C’en est trop, c’en est trop. Ami, tu as vaincu. Je ne suis point à l’épreuve de tant d’amour ; ma résistance est épuisée. J’ai fait usage de toutes mes forces ; ma conscience m’en rend le consolant témoignage. Que le ciel ne me demande point compte de plus qu’il ne m’a donné ! Ce triste cœur que tu achetas tant de fois, et qui coûta si cher au tien, t’appartient sans réserve ; il fut à toi du premier moment où mes yeux te virent, il te restera jusqu’à mon dernier soupir. Tu l’as trop bien mérité pour le perdre, et je suis lasse de servir aux dépens de la justice une chimérique vertu.

Oui, tendre et généreux amant, ta Julie sera toujours tienne, elle t’aimera toujours ; il le faut, je le veux, je le dois. Je te rends l’empire que l’amour t’a donné ; il ne te sera plus ôté. C’est en vain qu’une voix mensongère murmure au fond de mon âme, elle ne m’abusera plus. Que sont les vains devoirs qu’elle m’oppose contre ceux d’aimer à jamais ce que le ciel m’a fait aimer ? Le plus sacré de tous, n’est-il pas envers toi ? N’est-ce pas à toi seul que j’ai tout promis ? Le premier vœu de mon cœur ne fut-il pas de ne t’oublier jamais, et ton inviolable fidélité n’est-elle pas un nouveau lien pour la mienne ? Ah ! dans le transport d’amour qui me rend à toi, mon seul regret est d’avoir combattu des sentiments si chers et si légitimes. Nature, ô douce nature ! reprends tous tes droits ; j’abjure les barbares vertus qui t’anéantissent. Les penchants que tu m’as donnés seront-ils plus trompeurs qu’une raison qui m’égara tant de fois ?

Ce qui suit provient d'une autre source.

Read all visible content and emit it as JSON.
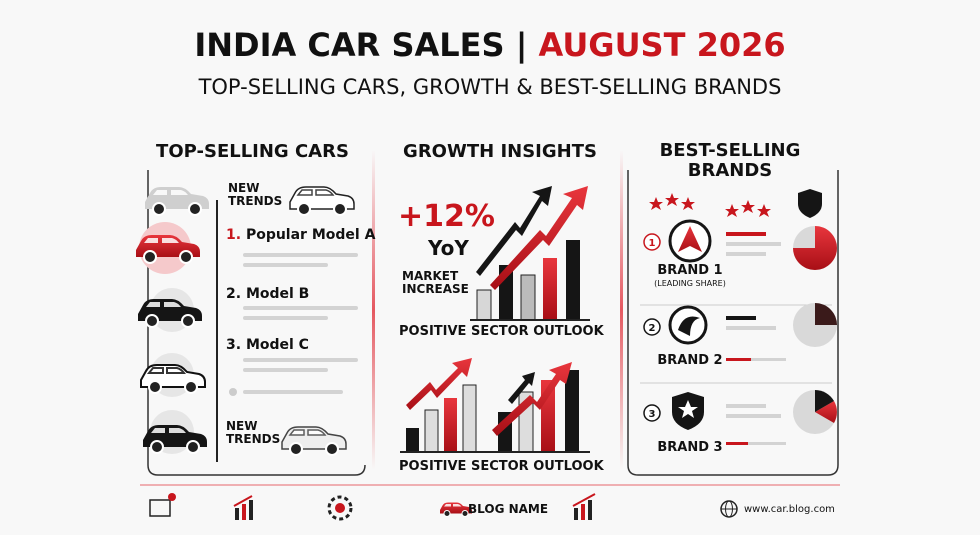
{
  "header": {
    "title": "INDIA CAR SALES |",
    "title_highlight": "AUGUST 2026",
    "subtitle": "TOP-SELLING CARS, GROWTH & BEST-SELLING BRANDS"
  },
  "top_selling_cars": {
    "heading": "TOP-SELLING CARS",
    "trend_labels": [
      "NEW TRENDS",
      "NEW TRENDS"
    ],
    "items": [
      {
        "rank": "1.",
        "name": "Popular Model A"
      },
      {
        "rank": "2.",
        "name": "Model B"
      },
      {
        "rank": "3.",
        "name": "Model C"
      }
    ]
  },
  "growth_insights": {
    "heading": "GROWTH INSIGHTS",
    "growth": "+12%",
    "period": "YoY",
    "growth_label": "MARKET INCREASE",
    "outlook_captions": [
      "POSITIVE SECTOR OUTLOOK",
      "POSITIVE SECTOR OUTLOOK"
    ]
  },
  "best_selling_brands": {
    "heading": "BEST-SELLING BRANDS",
    "brands": [
      {
        "rank": "1",
        "name": "BRAND 1",
        "note": "(LEADING SHARE)"
      },
      {
        "rank": "2",
        "name": "BRAND 2"
      },
      {
        "rank": "3",
        "name": "BRAND 3"
      }
    ]
  },
  "footer": {
    "blog_name": "BLOG NAME",
    "website": "www.car.blog.com"
  }
}
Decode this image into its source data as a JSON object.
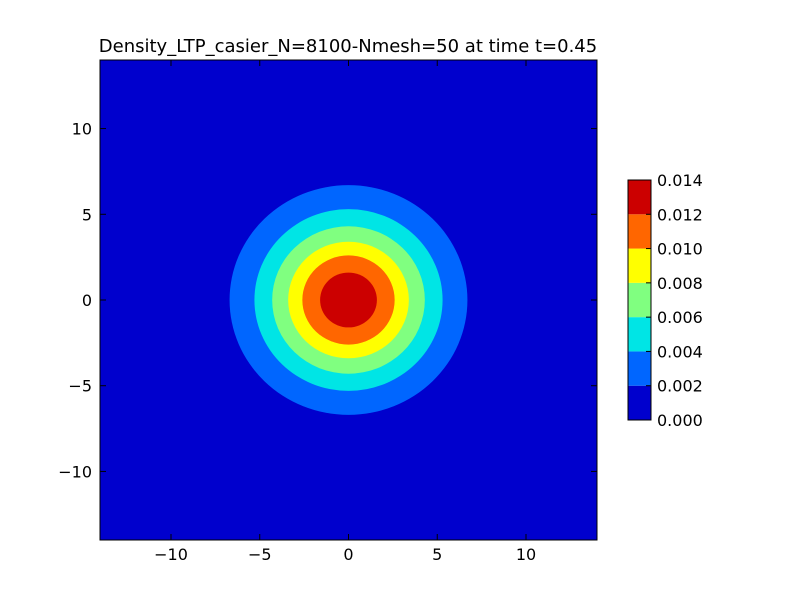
{
  "chart_data": {
    "type": "heatmap",
    "subtype": "filled-contour",
    "title": "Density_LTP_casier_N=8100-Nmesh=50 at time t=0.45",
    "xlabel": "",
    "ylabel": "",
    "xlim": [
      -14,
      14
    ],
    "ylim": [
      -14,
      14
    ],
    "x_ticks": [
      -10,
      -5,
      0,
      5,
      10
    ],
    "y_ticks": [
      -10,
      -5,
      0,
      5,
      10
    ],
    "x_tick_labels": [
      "−10",
      "−5",
      "0",
      "5",
      "10"
    ],
    "y_tick_labels": [
      "10",
      "5",
      "0",
      "−5",
      "−10"
    ],
    "grid": false,
    "center": [
      0,
      0
    ],
    "levels": [
      0.0,
      0.002,
      0.004,
      0.006,
      0.008,
      0.01,
      0.012,
      0.014
    ],
    "level_colors": [
      "#0000cd",
      "#0066ff",
      "#00e5e5",
      "#80ff80",
      "#ffff00",
      "#ff6600",
      "#cc0000"
    ],
    "contour_radii": [
      {
        "level": 0.002,
        "radius": 6.7
      },
      {
        "level": 0.004,
        "radius": 5.3
      },
      {
        "level": 0.006,
        "radius": 4.3
      },
      {
        "level": 0.008,
        "radius": 3.4
      },
      {
        "level": 0.01,
        "radius": 2.6
      },
      {
        "level": 0.012,
        "radius": 1.6
      }
    ],
    "colorbar": {
      "ticks": [
        0.0,
        0.002,
        0.004,
        0.006,
        0.008,
        0.01,
        0.012,
        0.014
      ],
      "tick_labels": [
        "0.000",
        "0.002",
        "0.004",
        "0.006",
        "0.008",
        "0.010",
        "0.012",
        "0.014"
      ],
      "placement": "right"
    }
  }
}
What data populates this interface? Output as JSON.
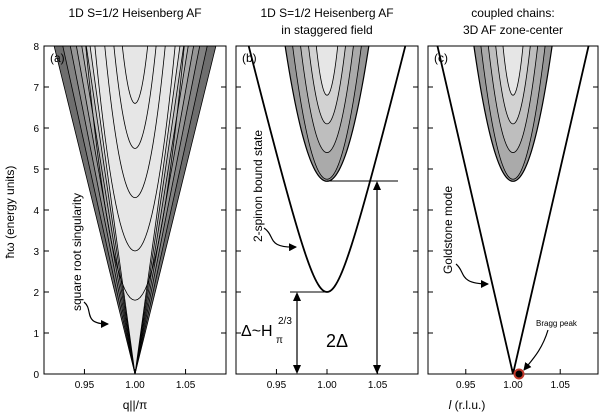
{
  "chart_data": [
    {
      "type": "contour",
      "panel_label": "(a)",
      "title": "1D S=1/2 Heisenberg AF",
      "xlabel": "q||/π",
      "ylabel": "ħω (energy units)",
      "xlim": [
        0.91,
        1.09
      ],
      "ylim": [
        0,
        8
      ],
      "xticks": [
        "0.95",
        "1.00",
        "1.05"
      ],
      "yticks": [
        "0",
        "1",
        "2",
        "3",
        "4",
        "5",
        "6",
        "7",
        "8"
      ],
      "lower_boundary": "ħω = k|q − 1|, k ≈ 100.0",
      "upper_boundary": "ħω = 2k|q − 1|",
      "annotations": [
        "square root singularity"
      ]
    },
    {
      "type": "contour",
      "panel_label": "(b)",
      "title": "1D S=1/2 Heisenberg AF",
      "subtitle": "in staggered field",
      "xlim": [
        0.91,
        1.09
      ],
      "ylim": [
        0,
        8
      ],
      "xticks": [
        "0.95",
        "1.00",
        "1.05"
      ],
      "gap": 2.0,
      "continuum_threshold": 4.7,
      "annotations": [
        "2-spinon bound state",
        "Δ~H",
        "π",
        "2/3",
        "2Δ"
      ]
    },
    {
      "type": "contour",
      "panel_label": "(c)",
      "title": "coupled chains:",
      "subtitle": "3D AF zone-center",
      "xlim": [
        0.91,
        1.09
      ],
      "ylim": [
        0,
        8
      ],
      "xticks": [
        "0.95",
        "1.00",
        "1.05"
      ],
      "continuum_threshold": 4.7,
      "annotations": [
        "Goldstone mode",
        "Bragg peak"
      ]
    }
  ],
  "shared_xlabel_italic": "l",
  "shared_xlabel": " (r.l.u.)",
  "colors": {
    "shades": [
      "#6e6e6e",
      "#828282",
      "#969696",
      "#aaaaaa",
      "#bebebe",
      "#d2d2d2",
      "#e6e6e6"
    ],
    "bragg_peak": "#c0392b"
  }
}
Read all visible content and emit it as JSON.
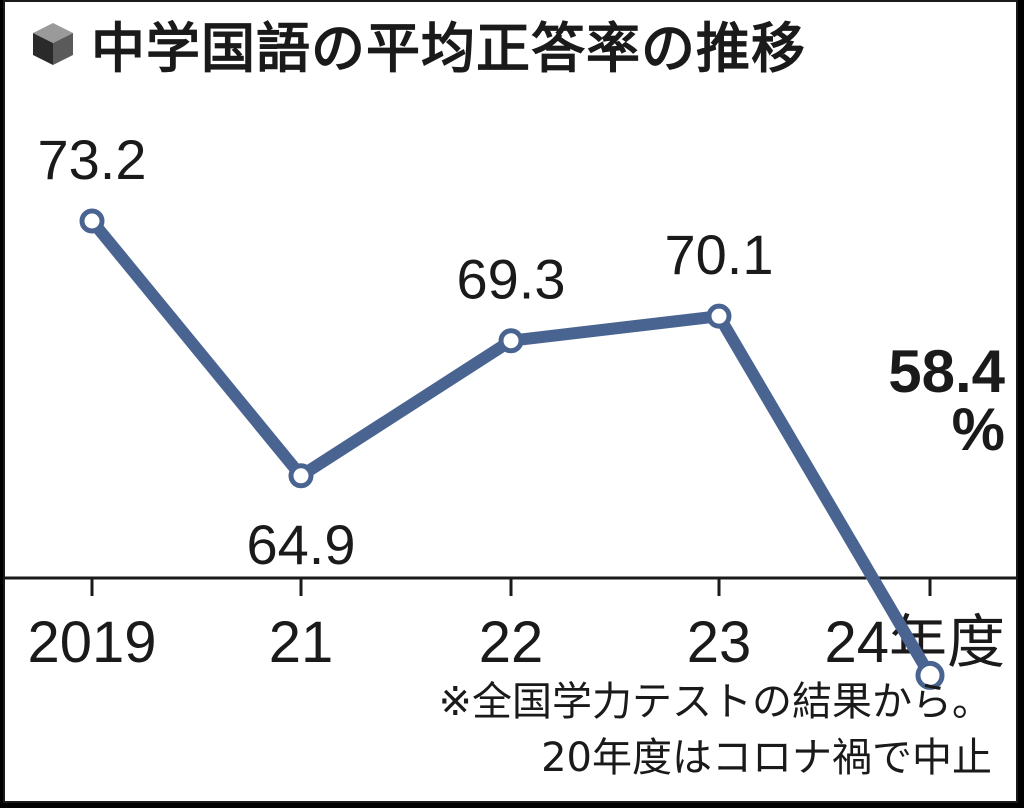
{
  "title": "中学国語の平均正答率の推移",
  "title_icon": "cube-icon",
  "colors": {
    "line": "#4a6491",
    "marker_fill": "#ffffff",
    "text": "#1a1a1a",
    "axis": "#1a1a1a"
  },
  "chart_data": {
    "type": "line",
    "title": "中学国語の平均正答率の推移",
    "categories": [
      "2019",
      "21",
      "22",
      "23",
      "24年度"
    ],
    "series": [
      {
        "values": [
          73.2,
          64.9,
          69.3,
          70.1,
          58.4
        ]
      }
    ],
    "data_labels": [
      "73.2",
      "64.9",
      "69.3",
      "70.1",
      "58.4"
    ],
    "highlight_unit": "%",
    "ylim": [
      50,
      80
    ],
    "grid": false,
    "xlabel": "",
    "ylabel": ""
  },
  "note": {
    "line1": "※全国学力テストの結果から。",
    "line2": "20年度はコロナ禍で中止"
  }
}
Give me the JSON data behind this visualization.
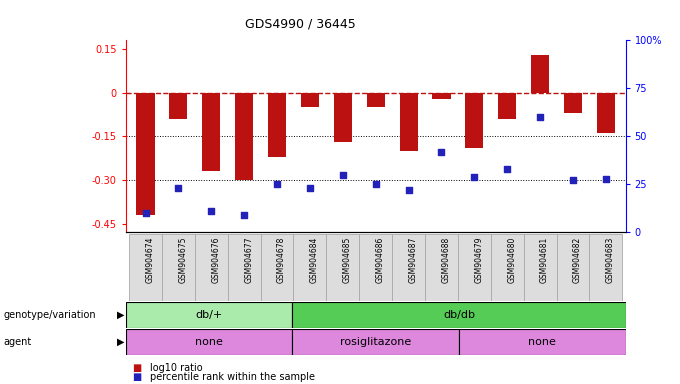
{
  "title": "GDS4990 / 36445",
  "samples": [
    "GSM904674",
    "GSM904675",
    "GSM904676",
    "GSM904677",
    "GSM904678",
    "GSM904684",
    "GSM904685",
    "GSM904686",
    "GSM904687",
    "GSM904688",
    "GSM904679",
    "GSM904680",
    "GSM904681",
    "GSM904682",
    "GSM904683"
  ],
  "log10_ratio": [
    -0.42,
    -0.09,
    -0.27,
    -0.3,
    -0.22,
    -0.05,
    -0.17,
    -0.05,
    -0.2,
    -0.02,
    -0.19,
    -0.09,
    0.13,
    -0.07,
    -0.14
  ],
  "percentile": [
    10,
    23,
    11,
    9,
    25,
    23,
    30,
    25,
    22,
    42,
    29,
    33,
    60,
    27,
    28
  ],
  "genotype_groups": [
    {
      "label": "db/+",
      "start": 0,
      "end": 5,
      "color": "#aaeaaa"
    },
    {
      "label": "db/db",
      "start": 5,
      "end": 15,
      "color": "#55cc55"
    }
  ],
  "agent_groups": [
    {
      "label": "none",
      "start": 0,
      "end": 5
    },
    {
      "label": "rosiglitazone",
      "start": 5,
      "end": 10
    },
    {
      "label": "none",
      "start": 10,
      "end": 15
    }
  ],
  "agent_color": "#dd88dd",
  "bar_color": "#bb1111",
  "dot_color": "#2222bb",
  "ylim_left": [
    -0.48,
    0.18
  ],
  "ylim_right": [
    0,
    100
  ],
  "left_ticks": [
    0.15,
    0.0,
    -0.15,
    -0.3,
    -0.45
  ],
  "left_tick_labels": [
    "0.15",
    "0",
    "-0.15",
    "-0.30",
    "-0.45"
  ],
  "right_ticks": [
    100,
    75,
    50,
    25,
    0
  ],
  "right_tick_labels": [
    "100%",
    "75",
    "50",
    "25",
    "0"
  ],
  "dotted_lines": [
    -0.15,
    -0.3
  ],
  "col_bg": "#dddddd",
  "col_border": "#aaaaaa"
}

Respecte ces tendres penchants, mon aimable ami ; tu leur dois trop pour les haïr ; mais souffres-en le cher et doux partage ; souffre que les droits du sang et de l’amitié ne soient pas éteints par ceux de l’amour. Ne pense point que pour te suivre j’abandonne jamais la maison paternelle. N’espère point que je me refuse aux liens que m’impose une autorité sacrée. La cruelle perte de l’un des auteurs de mes jours m’a trop appris à craindre d’affliger l’autre. Non, celle dont il attend désormais toute sa consolation ne contristera pas son âme accablée d’ennuis ; je n’aurai point donné la mort à tout ce qui me donna la vie. Non, non ; je connais mon crime et ne puis le haïr. Devoir, honneur, vertu, tout cela ne me dit plus rien ; mais pourtant je ne suis point un monstre ; je suis faible et non dénaturée. Mon parti est pris, je ne veux désoler aucun de ceux que j’aime. Qu’un père esclave de sa parole et jaloux d’un vain titre dispose de ma main qu’il a promise ; que l’amour seul dispose de mon cœur ; que mes pleurs ne cessent de couler dans le sein d’une tendre amie. Que je sois vile et malheureuse ; mais que tout ce qui m’est cher soit heureux et content s’il est possible. Formez tous trois ma seule existence, et que votre bonheur me fasse oublier ma misère et mon désespoir.

Lettre XVI. Réponse

Réponse

Nous renaissons, ma Julie ; tous les vrais sentiments de nos âmes reprennent leurs cours. La nature nous a conservé l’être, et l’amour nous rend à la vie. En doutais-tu ? L’osas-tu croire, de pouvoir m’ôter ton cœur ? Va, je le connais mieux que toi, ce cœur que le ciel a fait pour le mien. Je les sens joints par une existence commune qu’ils ne peuvent perdre qu’à la mort. Dépend-il de nous de les séparer, ni même de le vouloir ? Tiennent-ils l’un à l’autre par des nœuds que les hommes aient formés et qu’ils puissent rompre ? Non, non, Julie ; si le sort cruel nous refuse le doux nom d’époux, rien ne peut nous ôter celui d’amants fidèles ; il sera consolation de nos tristes jours, et nous l’emporterons au tombeau.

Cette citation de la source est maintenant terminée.